First discovered my freshman year, this was a feeling I would soon know all too well, as it plagued me for the duration of my sophomore year as well. As holiday breaks approached, I never shared the same excitement to go home as some of my peers. Don’t get me wrong, I missed my family, friends, homemade meals and my childhood church. However, school gave me a sense of freedom I just didn’t have at home. Thankfully, I’d cultivated friendships at FAMU that I found myself missing just a few days after leaving them. It didn’t help that last year, I went upstairs to discover that I’d been moved out of the room I grew up in and was now to sleep in the room next door to it that I’ve always known to belong to my sister. My usual abode was now my mother’s sewing room.
Even as my home visits came to a close and I returned to my humble spot in Paddyfote, I was greeted with the whole community bathroom situation and several loud floor-mates, reminding me that this wasn’t exactly a sanctuary to live in either. Seeing pros and cons in both environments, I no longer hold a true sense of belonging or a preference toward any place.
In an article on collegecandy.com, the author experienced similar feelings as they returned home for summer vacation after their first year away at school in Boston.
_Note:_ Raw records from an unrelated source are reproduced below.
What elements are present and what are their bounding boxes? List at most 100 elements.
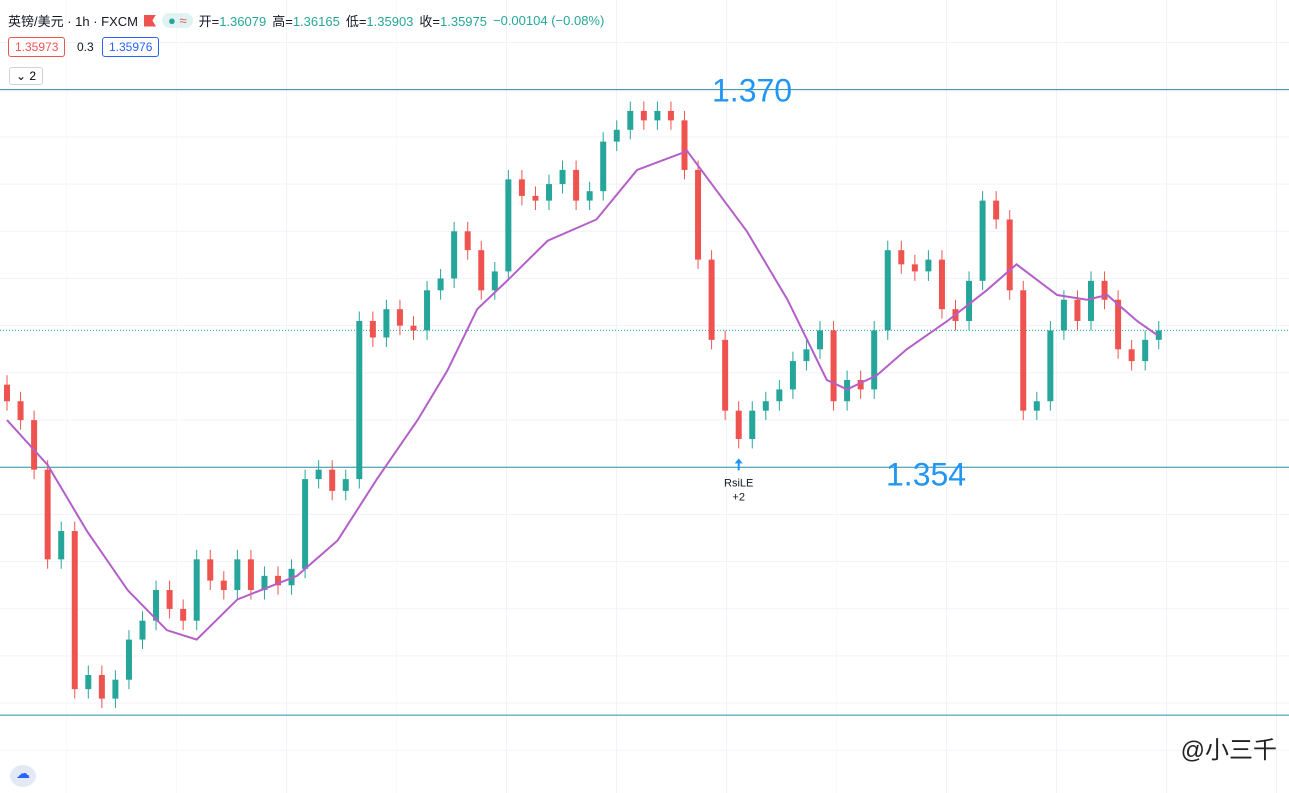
candle-body bbox=[722, 339, 729, 411]
signal-arrow bbox=[734, 458, 743, 471]
candle-body bbox=[31, 420, 38, 470]
candle-body bbox=[979, 200, 986, 281]
candle-body bbox=[817, 330, 823, 350]
candle-body bbox=[302, 479, 309, 569]
candle-body bbox=[4, 384, 10, 402]
candle-body bbox=[193, 559, 200, 621]
candle-body bbox=[17, 401, 24, 421]
candle-body bbox=[776, 389, 783, 402]
candle-body bbox=[993, 200, 1000, 220]
candle-body bbox=[654, 110, 661, 121]
candle-body bbox=[1074, 299, 1081, 321]
candle-body bbox=[627, 110, 634, 130]
watermark: @小三千 bbox=[1180, 737, 1277, 764]
symbol-title: 英镑/美元 · 1h · FXCM bbox=[8, 14, 139, 29]
indicator-count: 2 bbox=[29, 69, 37, 83]
candle-body bbox=[925, 259, 932, 272]
ohlc-high: 高=1.36165 bbox=[272, 14, 340, 29]
ohlc-open: 开=1.36079 bbox=[198, 14, 267, 29]
candle-body bbox=[451, 231, 458, 279]
ask[interactable]: 1.35976 bbox=[102, 37, 160, 57]
candle-body bbox=[1101, 280, 1108, 300]
candle-body bbox=[261, 575, 268, 591]
candle-body bbox=[505, 179, 512, 272]
candle-body bbox=[247, 559, 254, 591]
candle-body bbox=[1115, 299, 1122, 350]
candle-body bbox=[1128, 349, 1135, 362]
signal-label: RsiLE bbox=[724, 477, 753, 489]
candle-body bbox=[234, 559, 241, 591]
candle-body bbox=[884, 250, 891, 331]
ohlc-close: 收=1.35975 bbox=[419, 14, 487, 29]
candle-body bbox=[844, 379, 851, 402]
candle-body bbox=[803, 349, 810, 362]
signal-count: +2 bbox=[732, 491, 745, 503]
candle-body bbox=[695, 169, 702, 260]
candle-body bbox=[1047, 330, 1054, 402]
candle-body bbox=[125, 639, 132, 680]
candle-body bbox=[153, 590, 160, 621]
candle-body bbox=[180, 608, 187, 621]
candle-body bbox=[559, 169, 566, 185]
candle-body bbox=[1006, 219, 1013, 291]
candle-body bbox=[735, 410, 742, 439]
candle-body bbox=[166, 590, 173, 609]
candle-body bbox=[546, 184, 552, 201]
flag[interactable] bbox=[144, 14, 157, 27]
level-label: 1.354 bbox=[886, 456, 966, 492]
candle-body bbox=[830, 330, 837, 402]
candle-body bbox=[275, 575, 281, 586]
candle-body bbox=[112, 679, 119, 699]
bid[interactable]: 1.35973 bbox=[8, 37, 66, 57]
header: 英镑/美元 · 1h · FXCM ● ≈ 开=1.36079 高=1.3616… bbox=[8, 11, 604, 30]
candle-body bbox=[98, 674, 105, 699]
candle-body bbox=[1155, 330, 1162, 340]
candle-body bbox=[518, 179, 525, 196]
candle-body bbox=[708, 259, 715, 340]
candle-body bbox=[1020, 290, 1027, 411]
candle-body bbox=[667, 110, 674, 121]
candle-body bbox=[356, 320, 363, 480]
candle-body bbox=[871, 330, 878, 390]
change: −0.00104 (−0.08%) bbox=[493, 13, 605, 28]
candle-body bbox=[329, 469, 336, 491]
candle-body bbox=[613, 129, 620, 142]
logo[interactable]: ☁ bbox=[10, 765, 36, 787]
candle-body bbox=[342, 479, 349, 491]
candle-body bbox=[966, 280, 973, 321]
candle-body bbox=[1142, 339, 1149, 362]
candle-body bbox=[573, 169, 580, 201]
candle-body bbox=[44, 469, 51, 560]
candle-body bbox=[207, 559, 214, 581]
candle-body bbox=[396, 309, 403, 326]
candle-body bbox=[410, 325, 417, 331]
candle-body bbox=[640, 110, 647, 121]
candle-body bbox=[491, 271, 498, 291]
ohlc-low: 低=1.35903 bbox=[345, 14, 414, 29]
status-pill[interactable]: ● ≈ bbox=[162, 13, 193, 28]
moving-average bbox=[6, 149, 1158, 641]
candle-body bbox=[532, 195, 539, 201]
candle-body bbox=[1088, 280, 1094, 321]
candle-body bbox=[586, 191, 593, 201]
candle-body bbox=[789, 361, 796, 390]
candle-body bbox=[383, 309, 390, 338]
candle-body bbox=[898, 250, 905, 265]
candle-body bbox=[437, 278, 444, 291]
candle-body bbox=[369, 320, 376, 338]
candle-body bbox=[681, 120, 688, 170]
candle-body bbox=[762, 401, 769, 411]
candle-body bbox=[600, 141, 607, 192]
candle-body bbox=[464, 231, 471, 251]
candle-body bbox=[315, 469, 322, 480]
candle-body bbox=[749, 410, 756, 439]
indicator-toggle[interactable]: ⌄ 2 bbox=[9, 67, 44, 85]
spread: 0.3 bbox=[77, 40, 94, 54]
candle-body bbox=[857, 379, 864, 390]
candle-body bbox=[85, 674, 92, 690]
candle-body bbox=[424, 290, 431, 331]
candle-body bbox=[139, 620, 146, 640]
candle-body bbox=[938, 259, 945, 310]
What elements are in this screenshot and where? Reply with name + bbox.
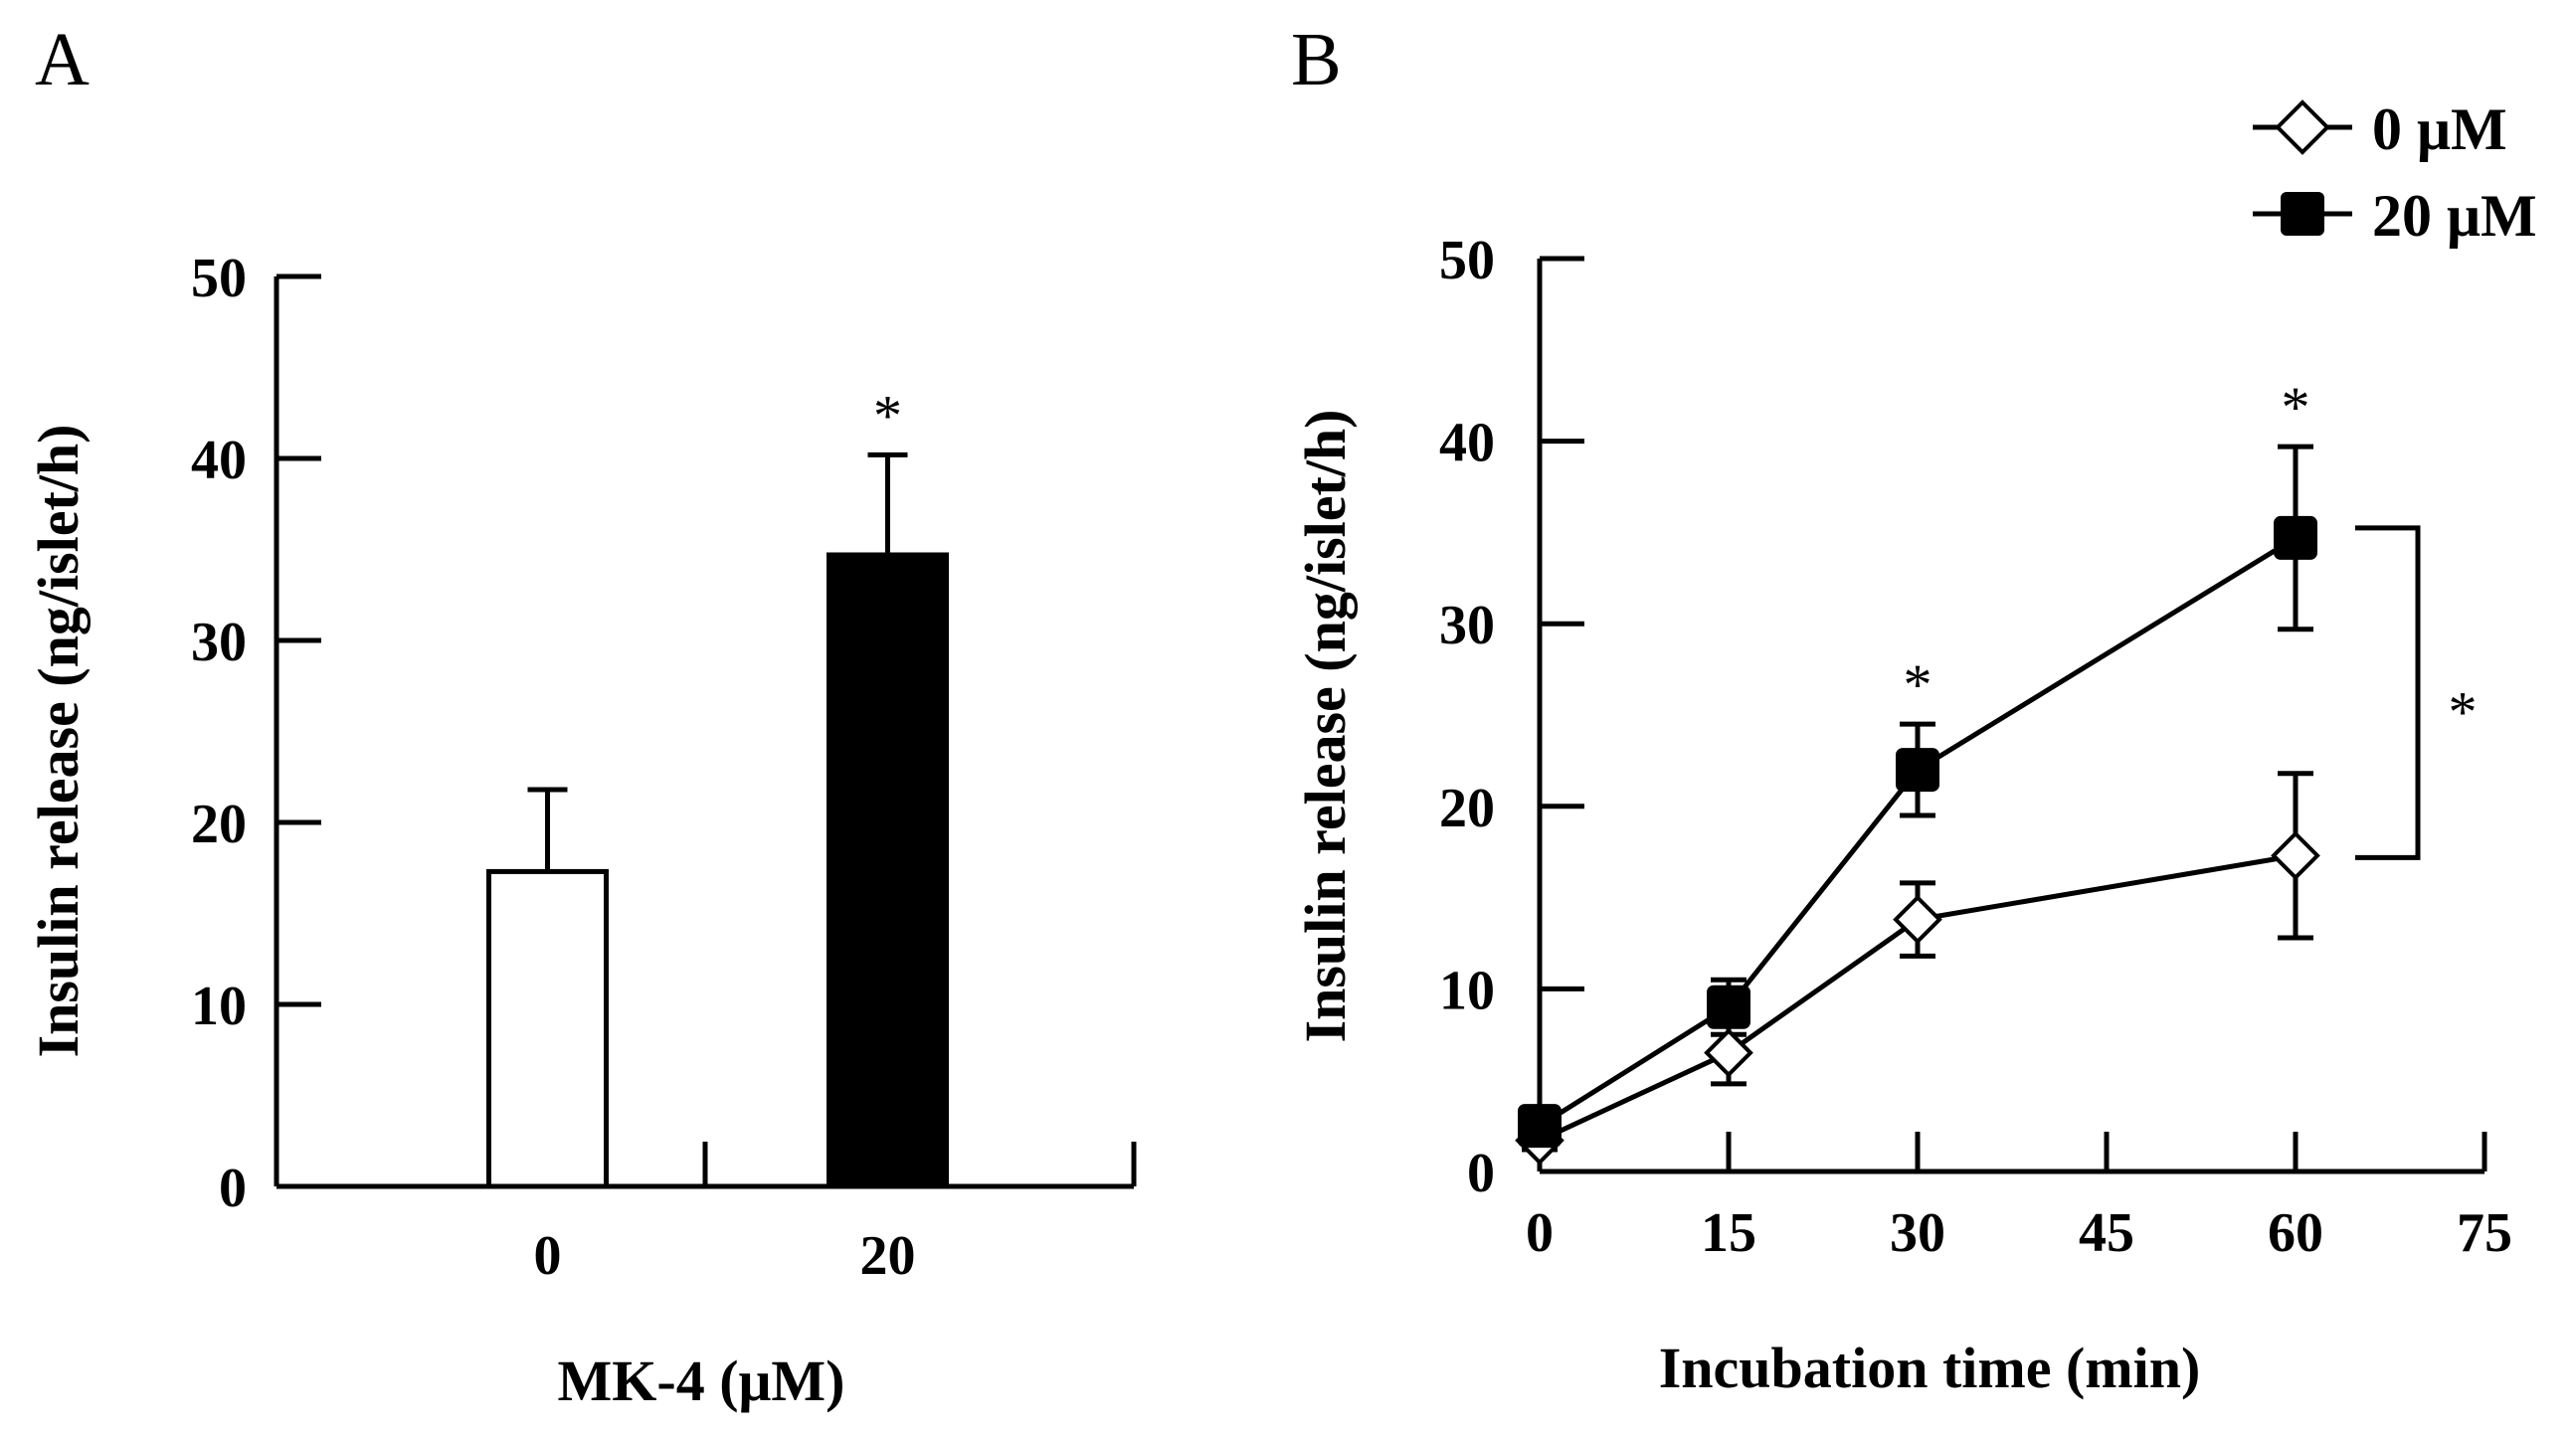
panel-b-x-tick-label: 60 <box>2268 1202 2323 1264</box>
panel-b-point-filled-square <box>1707 985 1750 1029</box>
panel-a-y-tick-label: 50 <box>191 248 247 309</box>
panel-b-significance-mark: * <box>1904 652 1932 717</box>
panel-b-axes: 0 10 20 30 40 50 0 15 30 45 60 75 <box>1439 230 2512 1264</box>
panel-a-bar-20 <box>827 552 949 1189</box>
panel-b-y-tick-label: 20 <box>1439 778 1495 839</box>
panel-a: A 0 20 * 0 10 20 30 40 50 Insulin release (ng/i… <box>26 18 1137 1413</box>
panel-b-y-tick-label: 30 <box>1439 595 1495 656</box>
panel-a-axes: 0 10 20 30 40 50 <box>191 248 1137 1219</box>
panel-b-y-tick-label: 50 <box>1439 230 1495 291</box>
panel-a-x-tick-label: 20 <box>860 1225 916 1287</box>
panel-b-point-open-diamond <box>2271 830 2320 881</box>
legend-item-0: 0 μM <box>2253 96 2507 162</box>
panel-b-point-open-diamond <box>1893 894 1942 945</box>
panel-b-series-line-1 <box>1538 535 2298 1129</box>
panel-b-y-tick-label: 0 <box>1467 1143 1495 1204</box>
panel-b-x-tick-label: 0 <box>1526 1202 1554 1264</box>
legend-label-0: 0 μM <box>2372 96 2507 162</box>
panel-a-significance-mark: * <box>873 383 902 448</box>
panel-b-x-tick-label: 75 <box>2457 1202 2512 1264</box>
legend-marker-open-diamond <box>2275 99 2330 155</box>
panel-a-y-tick-label: 40 <box>191 430 247 491</box>
legend-label-1: 20 μM <box>2372 183 2537 249</box>
panel-b-series: * * * <box>1515 375 2478 1166</box>
panel-b-point-filled-square <box>1896 748 1939 793</box>
panel-b-letter: B <box>1291 18 1342 101</box>
panel-b-point-open-diamond <box>1704 1027 1753 1078</box>
panel-a-letter: A <box>35 18 90 101</box>
panel-a-y-tick-label: 20 <box>191 794 247 855</box>
panel-b-point-filled-square <box>1518 1104 1562 1149</box>
panel-b-legend: 0 μM 20 μM <box>2253 96 2537 249</box>
panel-b-x-axis-title: Incubation time (min) <box>1659 1336 2201 1400</box>
panel-a-bar-0 <box>486 868 609 1189</box>
panel-b-bracket-significance-mark: * <box>2449 680 2478 745</box>
panel-b-significance-bracket <box>2355 525 2421 860</box>
panel-b: B 0 10 20 30 40 50 0 15 30 45 60 75 * * * Insulin rel… <box>1291 18 2537 1400</box>
panel-b-y-tick-label: 10 <box>1439 960 1495 1021</box>
legend-item-1: 20 μM <box>2253 183 2537 249</box>
panel-b-x-tick-label: 15 <box>1701 1202 1756 1264</box>
panel-a-bars: 0 20 * <box>486 383 949 1287</box>
panel-a-y-tick-label: 10 <box>191 976 247 1037</box>
panel-a-x-tick-label: 0 <box>534 1225 562 1287</box>
panel-b-x-tick-label: 30 <box>1890 1202 1945 1264</box>
panel-b-x-tick-label: 45 <box>2079 1202 2134 1264</box>
legend-marker-filled-square <box>2281 192 2324 236</box>
panel-a-y-axis-title: Insulin release (ng/islet/h) <box>26 425 91 1058</box>
panel-b-y-tick-label: 40 <box>1439 413 1495 474</box>
panel-a-x-axis-title: MK-4 (μM) <box>558 1348 845 1413</box>
panel-a-y-tick-label: 0 <box>219 1158 247 1219</box>
panel-b-y-axis-title: Insulin release (ng/islet/h) <box>1293 410 1358 1043</box>
panel-b-series-line-0 <box>1538 852 2297 1144</box>
panel-a-y-tick-label: 30 <box>191 612 247 673</box>
panel-b-significance-mark: * <box>2282 375 2310 440</box>
panel-b-point-filled-square <box>2274 515 2317 560</box>
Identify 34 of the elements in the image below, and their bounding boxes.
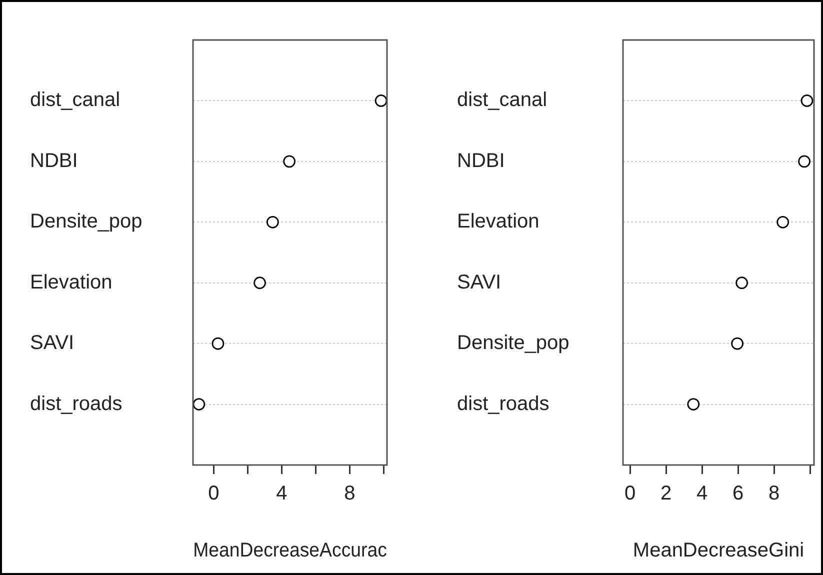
x-tick-label: 2 (660, 482, 672, 505)
point (736, 276, 748, 290)
point (254, 276, 266, 290)
point (687, 398, 700, 410)
point (266, 216, 279, 228)
y-tick-label: dist_canal (30, 89, 120, 112)
y-tick-label: Elevation (30, 271, 112, 294)
x-tick-label: 0 (208, 482, 220, 505)
point (731, 337, 744, 350)
x-tick-label: 8 (344, 482, 356, 505)
point (798, 155, 810, 168)
y-tick-label: dist_roads (30, 392, 122, 415)
x-tick-label: 4 (696, 482, 708, 505)
y-tick-label: SAVI (457, 271, 502, 294)
x-tick-label: 6 (732, 482, 744, 505)
x-axis-title: MeanDecreaseAccurac (193, 538, 388, 562)
y-tick-label: dist_canal (457, 89, 548, 112)
x-tick-label: 0 (624, 482, 636, 505)
y-tick-label: NDBI (30, 150, 78, 172)
x-tick-label: 4 (276, 482, 288, 505)
point (776, 216, 790, 228)
y-tick-label: Elevation (457, 210, 540, 233)
point (800, 94, 814, 107)
y-tick-label: Densite_pop (30, 210, 142, 233)
point (193, 398, 206, 410)
y-tick-label: SAVI (30, 332, 74, 354)
point (283, 155, 296, 168)
point (374, 94, 387, 107)
y-tick-label: dist_roads (457, 392, 550, 415)
x-axis-title: MeanDecreaseGini (632, 540, 804, 562)
y-tick-label: Densite_pop (457, 332, 570, 354)
point (212, 337, 224, 350)
x-tick-label: 8 (768, 482, 780, 505)
y-tick-label: NDBI (457, 150, 505, 172)
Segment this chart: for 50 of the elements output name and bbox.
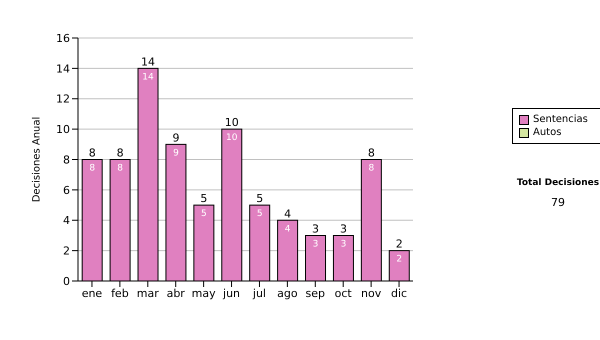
x-tick-label: abr	[166, 286, 186, 300]
y-tick-label: 10	[56, 123, 70, 136]
total-label: 8	[116, 146, 124, 160]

She coined the feelings as “reverse homesickness.”
“Second semester, however, I really began to find my footing at school, and I had a wonderful time,” the author known as CCANDYJESSNE wrote. “Suffice it to say, when I arrived home, I was feeling a little morose. I wasn’t going to see anyone from Boston until September.”
Nowadays, I instead just choose to enjoy my time wherever I am. I’ll have my time to enjoy myself in both places, why rush going to either? I’ve stopped expecting either place to feel perfect and create my own sense of belonging by making a point to enjoy myself no matter the setting.